Natural gas is a proven, reliable and cost-efficient energy source for power generation and is expected to be the fastest-growing major fuel through 2040, as it grows to supply around 30 percent of the world’s energy needs. It is estimated that global demand for natural gas will be 60 percent higher by 2040 than it was in 2010, overtaking coal as the world’s second-largest source of energy.
The expansion of natural gas is a prime example of how technological advances have enabled energy sources to adapt to the world’s changing needs. What began as a fuel to provide light has today evolved into a powerful tool for meeting rising demand for energy, while also helping to curb growth in energy-related CO2 emissions. When used to generate electricity, gas can reduce CO2 emissions by more than 60 percent versus coal.
The world will need about 30 percent more energy by 2040, even with significant efficiency gains, and this increase in demand needs to be matched by an increase in supply. It must also reflect progress in reducing carbon emissions, particularly from power generation as this sector becomes more prominent around the world. Most of this increase in global demand will come from the developing world, where non-OECD economies are expected to grow fairly rapidly. This increase in economic prosperity, and thus improvement in the lives of millions of people, will be fueled in large measure by natural gas. Australia’s natural gas will play an increasingly important role in meeting the growing demand for energy in the Asia Pacific region, while at the same helping power economic growth and improving living standards.
Australian gas projects
ExxonMobil is investing more than $10 billion in major gas projects such as the Kipper Tuna Turrum Project in Victoria and the Gorgon Project in Western Australia, to develop Australia’s natural gas resources and deliver cleaner-burning energy.

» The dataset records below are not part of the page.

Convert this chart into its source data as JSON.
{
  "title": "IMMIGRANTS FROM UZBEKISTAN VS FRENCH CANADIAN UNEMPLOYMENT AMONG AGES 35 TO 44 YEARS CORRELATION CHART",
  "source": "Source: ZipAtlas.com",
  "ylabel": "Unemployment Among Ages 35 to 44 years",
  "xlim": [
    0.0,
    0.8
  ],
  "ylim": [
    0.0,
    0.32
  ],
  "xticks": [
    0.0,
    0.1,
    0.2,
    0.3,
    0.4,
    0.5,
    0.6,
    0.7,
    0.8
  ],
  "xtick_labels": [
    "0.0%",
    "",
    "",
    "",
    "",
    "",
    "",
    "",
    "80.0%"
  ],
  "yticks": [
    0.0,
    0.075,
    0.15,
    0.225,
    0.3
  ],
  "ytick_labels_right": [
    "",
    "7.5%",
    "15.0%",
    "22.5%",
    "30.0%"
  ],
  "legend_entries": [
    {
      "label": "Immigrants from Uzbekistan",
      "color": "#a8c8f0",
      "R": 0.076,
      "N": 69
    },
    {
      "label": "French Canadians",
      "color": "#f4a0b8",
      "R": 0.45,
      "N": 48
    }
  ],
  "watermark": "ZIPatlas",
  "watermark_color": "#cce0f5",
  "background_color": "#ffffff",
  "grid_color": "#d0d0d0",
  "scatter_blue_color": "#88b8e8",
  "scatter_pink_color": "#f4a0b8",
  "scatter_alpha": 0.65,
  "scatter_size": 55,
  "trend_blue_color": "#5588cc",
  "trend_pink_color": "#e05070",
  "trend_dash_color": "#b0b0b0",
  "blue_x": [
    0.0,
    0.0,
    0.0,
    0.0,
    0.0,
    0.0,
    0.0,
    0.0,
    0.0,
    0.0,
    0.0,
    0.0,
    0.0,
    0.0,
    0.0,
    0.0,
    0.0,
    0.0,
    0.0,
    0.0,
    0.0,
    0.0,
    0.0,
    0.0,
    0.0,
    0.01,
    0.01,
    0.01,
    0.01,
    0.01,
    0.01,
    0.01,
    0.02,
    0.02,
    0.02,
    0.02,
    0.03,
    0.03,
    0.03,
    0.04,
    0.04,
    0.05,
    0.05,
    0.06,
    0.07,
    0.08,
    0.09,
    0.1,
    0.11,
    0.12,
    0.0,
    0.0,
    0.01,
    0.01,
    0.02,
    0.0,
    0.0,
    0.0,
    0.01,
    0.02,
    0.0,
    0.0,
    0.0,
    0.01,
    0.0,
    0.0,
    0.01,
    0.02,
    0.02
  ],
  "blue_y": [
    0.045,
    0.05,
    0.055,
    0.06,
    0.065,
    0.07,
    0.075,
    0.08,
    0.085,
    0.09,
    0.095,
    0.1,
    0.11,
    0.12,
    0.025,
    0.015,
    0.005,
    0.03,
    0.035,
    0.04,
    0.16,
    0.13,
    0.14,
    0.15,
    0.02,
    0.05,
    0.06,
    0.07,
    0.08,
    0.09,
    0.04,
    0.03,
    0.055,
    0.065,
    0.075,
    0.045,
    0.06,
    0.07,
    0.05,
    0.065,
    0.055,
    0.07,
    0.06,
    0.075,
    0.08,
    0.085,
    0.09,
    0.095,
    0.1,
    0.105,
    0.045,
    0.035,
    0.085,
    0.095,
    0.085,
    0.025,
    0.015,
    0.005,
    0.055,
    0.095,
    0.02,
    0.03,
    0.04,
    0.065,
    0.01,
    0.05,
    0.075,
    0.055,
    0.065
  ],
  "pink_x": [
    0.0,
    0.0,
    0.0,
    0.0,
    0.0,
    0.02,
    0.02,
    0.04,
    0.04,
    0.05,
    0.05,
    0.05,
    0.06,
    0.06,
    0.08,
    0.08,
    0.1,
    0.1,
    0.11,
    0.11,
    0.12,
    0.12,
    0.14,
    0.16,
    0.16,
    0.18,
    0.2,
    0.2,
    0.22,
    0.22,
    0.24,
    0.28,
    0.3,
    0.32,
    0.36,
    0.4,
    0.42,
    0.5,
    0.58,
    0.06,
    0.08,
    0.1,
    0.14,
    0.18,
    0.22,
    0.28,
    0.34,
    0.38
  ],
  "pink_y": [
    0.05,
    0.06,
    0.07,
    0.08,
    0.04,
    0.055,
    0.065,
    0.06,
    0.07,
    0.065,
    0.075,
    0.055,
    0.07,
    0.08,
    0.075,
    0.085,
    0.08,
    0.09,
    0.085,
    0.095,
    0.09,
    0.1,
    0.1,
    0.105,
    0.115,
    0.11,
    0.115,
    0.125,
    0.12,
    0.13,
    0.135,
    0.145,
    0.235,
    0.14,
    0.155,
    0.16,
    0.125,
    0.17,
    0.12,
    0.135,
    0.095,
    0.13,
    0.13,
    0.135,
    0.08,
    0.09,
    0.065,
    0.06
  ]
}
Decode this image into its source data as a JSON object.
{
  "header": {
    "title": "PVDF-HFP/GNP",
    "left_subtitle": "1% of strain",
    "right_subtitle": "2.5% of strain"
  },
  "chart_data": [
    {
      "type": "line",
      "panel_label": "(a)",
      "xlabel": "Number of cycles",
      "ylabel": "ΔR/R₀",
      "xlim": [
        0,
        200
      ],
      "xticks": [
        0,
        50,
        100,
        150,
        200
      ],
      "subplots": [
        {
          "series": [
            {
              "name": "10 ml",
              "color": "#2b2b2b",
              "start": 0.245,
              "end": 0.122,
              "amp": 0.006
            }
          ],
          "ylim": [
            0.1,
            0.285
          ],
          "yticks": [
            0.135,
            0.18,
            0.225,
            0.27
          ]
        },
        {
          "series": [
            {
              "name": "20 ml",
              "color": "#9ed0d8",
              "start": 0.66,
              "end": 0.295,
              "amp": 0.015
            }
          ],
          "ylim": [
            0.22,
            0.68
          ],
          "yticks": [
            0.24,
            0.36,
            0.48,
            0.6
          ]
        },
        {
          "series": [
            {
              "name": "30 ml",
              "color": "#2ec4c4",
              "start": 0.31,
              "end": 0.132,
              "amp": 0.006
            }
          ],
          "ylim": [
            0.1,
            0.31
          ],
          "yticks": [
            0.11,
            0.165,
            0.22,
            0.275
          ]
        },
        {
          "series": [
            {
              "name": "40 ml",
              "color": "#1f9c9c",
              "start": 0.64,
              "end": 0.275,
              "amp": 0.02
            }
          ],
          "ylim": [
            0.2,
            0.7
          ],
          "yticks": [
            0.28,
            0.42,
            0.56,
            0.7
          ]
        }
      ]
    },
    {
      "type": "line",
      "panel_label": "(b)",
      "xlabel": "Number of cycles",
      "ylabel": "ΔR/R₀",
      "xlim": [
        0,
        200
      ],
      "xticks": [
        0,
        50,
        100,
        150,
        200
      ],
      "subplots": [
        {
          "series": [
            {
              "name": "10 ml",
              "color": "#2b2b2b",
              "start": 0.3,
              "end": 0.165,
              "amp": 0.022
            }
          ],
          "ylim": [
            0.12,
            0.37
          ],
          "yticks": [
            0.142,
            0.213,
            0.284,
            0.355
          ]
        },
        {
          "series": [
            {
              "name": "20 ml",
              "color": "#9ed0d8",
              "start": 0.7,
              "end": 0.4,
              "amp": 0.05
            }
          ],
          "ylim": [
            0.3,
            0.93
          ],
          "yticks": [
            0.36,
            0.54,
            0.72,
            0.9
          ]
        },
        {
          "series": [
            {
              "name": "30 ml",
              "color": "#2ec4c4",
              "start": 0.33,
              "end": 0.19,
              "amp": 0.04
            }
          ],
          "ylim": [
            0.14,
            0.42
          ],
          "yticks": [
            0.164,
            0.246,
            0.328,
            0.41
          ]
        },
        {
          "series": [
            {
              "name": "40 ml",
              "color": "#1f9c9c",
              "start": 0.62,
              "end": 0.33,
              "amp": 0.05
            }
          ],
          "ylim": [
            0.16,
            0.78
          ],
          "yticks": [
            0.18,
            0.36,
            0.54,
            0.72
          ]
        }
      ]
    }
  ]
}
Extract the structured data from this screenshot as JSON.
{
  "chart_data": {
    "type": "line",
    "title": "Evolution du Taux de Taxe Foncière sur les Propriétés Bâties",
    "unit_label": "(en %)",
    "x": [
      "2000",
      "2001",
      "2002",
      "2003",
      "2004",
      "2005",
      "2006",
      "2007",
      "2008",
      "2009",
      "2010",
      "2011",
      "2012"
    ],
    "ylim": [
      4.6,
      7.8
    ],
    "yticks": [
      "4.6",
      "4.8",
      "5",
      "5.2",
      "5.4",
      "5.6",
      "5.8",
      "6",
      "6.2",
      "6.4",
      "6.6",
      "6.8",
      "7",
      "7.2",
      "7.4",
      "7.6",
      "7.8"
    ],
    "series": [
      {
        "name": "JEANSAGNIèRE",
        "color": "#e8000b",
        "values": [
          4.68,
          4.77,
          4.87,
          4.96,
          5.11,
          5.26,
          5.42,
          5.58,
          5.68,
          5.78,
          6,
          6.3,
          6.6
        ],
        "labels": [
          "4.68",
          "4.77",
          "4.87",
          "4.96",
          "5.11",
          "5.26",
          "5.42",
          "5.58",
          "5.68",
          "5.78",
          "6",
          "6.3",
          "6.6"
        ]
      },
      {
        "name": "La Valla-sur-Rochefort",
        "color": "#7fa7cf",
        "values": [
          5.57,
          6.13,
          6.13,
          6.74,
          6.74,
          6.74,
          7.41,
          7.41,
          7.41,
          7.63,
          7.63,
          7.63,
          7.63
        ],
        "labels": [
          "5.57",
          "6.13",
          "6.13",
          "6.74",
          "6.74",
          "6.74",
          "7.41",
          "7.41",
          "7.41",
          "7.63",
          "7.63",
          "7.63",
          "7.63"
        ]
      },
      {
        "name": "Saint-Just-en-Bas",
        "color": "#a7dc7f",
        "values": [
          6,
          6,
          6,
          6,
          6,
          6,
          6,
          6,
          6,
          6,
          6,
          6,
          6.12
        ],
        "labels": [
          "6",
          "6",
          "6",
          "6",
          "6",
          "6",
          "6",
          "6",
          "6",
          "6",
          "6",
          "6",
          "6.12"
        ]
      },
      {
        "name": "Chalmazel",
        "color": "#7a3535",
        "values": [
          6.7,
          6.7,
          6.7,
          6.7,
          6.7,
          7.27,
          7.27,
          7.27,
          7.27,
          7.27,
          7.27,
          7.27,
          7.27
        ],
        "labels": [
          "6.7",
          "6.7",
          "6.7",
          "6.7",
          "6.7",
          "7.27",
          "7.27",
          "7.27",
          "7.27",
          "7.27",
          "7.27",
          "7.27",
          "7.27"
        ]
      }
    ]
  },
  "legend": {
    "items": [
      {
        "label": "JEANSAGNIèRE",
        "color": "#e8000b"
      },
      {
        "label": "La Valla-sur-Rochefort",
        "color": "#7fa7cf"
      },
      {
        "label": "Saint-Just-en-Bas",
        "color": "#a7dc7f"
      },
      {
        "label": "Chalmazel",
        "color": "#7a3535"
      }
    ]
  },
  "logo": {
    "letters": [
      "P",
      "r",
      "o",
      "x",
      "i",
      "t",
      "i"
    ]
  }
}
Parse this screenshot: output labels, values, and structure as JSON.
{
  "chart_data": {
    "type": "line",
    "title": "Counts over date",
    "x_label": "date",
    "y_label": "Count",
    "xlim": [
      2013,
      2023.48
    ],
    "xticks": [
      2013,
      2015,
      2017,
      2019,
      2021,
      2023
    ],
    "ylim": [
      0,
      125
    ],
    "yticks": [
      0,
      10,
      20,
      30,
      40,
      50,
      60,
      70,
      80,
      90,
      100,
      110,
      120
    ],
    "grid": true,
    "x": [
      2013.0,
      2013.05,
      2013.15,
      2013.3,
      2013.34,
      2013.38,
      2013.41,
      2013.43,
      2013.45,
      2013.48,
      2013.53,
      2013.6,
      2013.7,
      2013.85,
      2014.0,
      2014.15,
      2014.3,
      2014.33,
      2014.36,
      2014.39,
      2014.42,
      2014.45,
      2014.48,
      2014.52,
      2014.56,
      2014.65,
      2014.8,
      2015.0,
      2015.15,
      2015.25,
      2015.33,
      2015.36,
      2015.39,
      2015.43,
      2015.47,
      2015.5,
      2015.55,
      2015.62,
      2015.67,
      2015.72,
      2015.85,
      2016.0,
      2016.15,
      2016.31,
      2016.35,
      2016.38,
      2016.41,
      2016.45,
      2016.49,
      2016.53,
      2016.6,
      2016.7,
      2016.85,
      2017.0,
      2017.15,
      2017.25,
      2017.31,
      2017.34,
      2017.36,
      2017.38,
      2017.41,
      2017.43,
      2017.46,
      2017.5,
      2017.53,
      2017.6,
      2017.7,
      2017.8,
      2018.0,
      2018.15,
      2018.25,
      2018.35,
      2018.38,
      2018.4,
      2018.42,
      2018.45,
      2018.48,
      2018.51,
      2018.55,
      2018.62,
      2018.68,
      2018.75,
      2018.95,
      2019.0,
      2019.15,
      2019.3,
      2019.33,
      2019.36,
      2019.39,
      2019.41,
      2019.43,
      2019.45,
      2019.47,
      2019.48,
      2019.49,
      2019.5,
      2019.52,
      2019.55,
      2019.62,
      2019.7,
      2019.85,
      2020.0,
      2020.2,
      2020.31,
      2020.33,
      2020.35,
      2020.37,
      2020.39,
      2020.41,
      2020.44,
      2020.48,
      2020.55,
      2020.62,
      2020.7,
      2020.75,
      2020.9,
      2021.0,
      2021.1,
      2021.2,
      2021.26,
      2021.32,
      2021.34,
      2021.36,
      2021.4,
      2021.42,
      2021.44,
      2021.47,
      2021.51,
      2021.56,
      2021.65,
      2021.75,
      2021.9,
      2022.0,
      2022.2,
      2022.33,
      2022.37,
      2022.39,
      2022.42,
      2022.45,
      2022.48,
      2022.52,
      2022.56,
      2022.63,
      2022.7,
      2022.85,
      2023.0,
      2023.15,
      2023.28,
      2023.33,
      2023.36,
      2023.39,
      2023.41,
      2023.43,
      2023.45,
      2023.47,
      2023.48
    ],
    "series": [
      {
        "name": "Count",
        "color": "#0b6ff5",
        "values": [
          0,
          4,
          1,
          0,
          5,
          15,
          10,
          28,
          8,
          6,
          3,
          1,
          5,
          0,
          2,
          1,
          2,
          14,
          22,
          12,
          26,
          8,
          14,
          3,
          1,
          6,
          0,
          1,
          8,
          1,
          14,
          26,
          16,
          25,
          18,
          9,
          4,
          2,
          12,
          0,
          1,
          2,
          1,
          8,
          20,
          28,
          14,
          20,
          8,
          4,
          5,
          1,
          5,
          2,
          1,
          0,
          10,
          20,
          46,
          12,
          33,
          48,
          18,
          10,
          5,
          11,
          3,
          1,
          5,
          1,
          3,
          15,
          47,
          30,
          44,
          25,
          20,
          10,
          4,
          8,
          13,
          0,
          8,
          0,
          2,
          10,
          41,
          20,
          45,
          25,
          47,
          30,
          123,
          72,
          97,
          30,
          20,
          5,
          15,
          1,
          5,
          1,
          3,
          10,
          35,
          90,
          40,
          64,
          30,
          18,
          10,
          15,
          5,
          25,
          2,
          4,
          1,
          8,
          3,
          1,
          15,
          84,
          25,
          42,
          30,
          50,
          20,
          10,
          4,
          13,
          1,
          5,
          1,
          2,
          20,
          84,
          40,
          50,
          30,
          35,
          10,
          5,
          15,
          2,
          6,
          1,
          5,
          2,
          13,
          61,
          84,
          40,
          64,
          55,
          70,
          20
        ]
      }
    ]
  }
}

The Kipper Tuna Turrum Project is the largest domestic gas development on the eastern seaboard. The $4.4 billion project will develop cleaner-burning natural gas supplies to help secure Victoria’s energy future, and holds enough energy to power a city of a million people for 35 years.
ExxonMobil is a 25 percent foundation partner in the iconic Gorgon Project. The project is developing the Greater Gorgon gas fields, including the Gorgon and Jansz-Io fields, located some 130 kilometres off the Western Australian coast. The Gorgon Project will ultimately encompass 11 gas fields containing an estimated total recoverable resource in excess of 40 trillion cubic feet of natural gas. This represents around 25 percent of Australia’s known gas resources.
Gas production in Bass Strait
For 40 years, oil and gas from Bass Strait has provided a great deal of the energy that allows Australians to go about their day. Since the first well was drilled in Bass Strait, almost 4 billion barrels of crude oil and 7 trillion cubic feet of natural gas have been produced.
Bass Strait has had a long history, but still has a very bright future. There is approximately 7 trillion cubic feet of gas remaining in the basin, which will see Bass Strait continue to supply vital energy to Australians for decades to come. In Bass Strait broadly, we continue to look for opportunities to find new developments as well as extend the life of existing oil and gas fields.
Natural gas prices
The natural gas price is made up of a number of components, including the wholesale price of natural gas, charges associated with distributing the gas and charges associated with retailing the gas to customers.
The wholesale price of natural gas charged by Esso Australia Resources Pty Ltd to its customers also included an estimated direct and indirect carbon tax cost of $0.0942/GJ. As per the Carbon Tax Substantiation Statement to the Australian Competition and Consumer Commission, following the repeal of the of the carbon tax legislation these savings have been passed on to Esso’s customers in full with effect from 1 July 2014.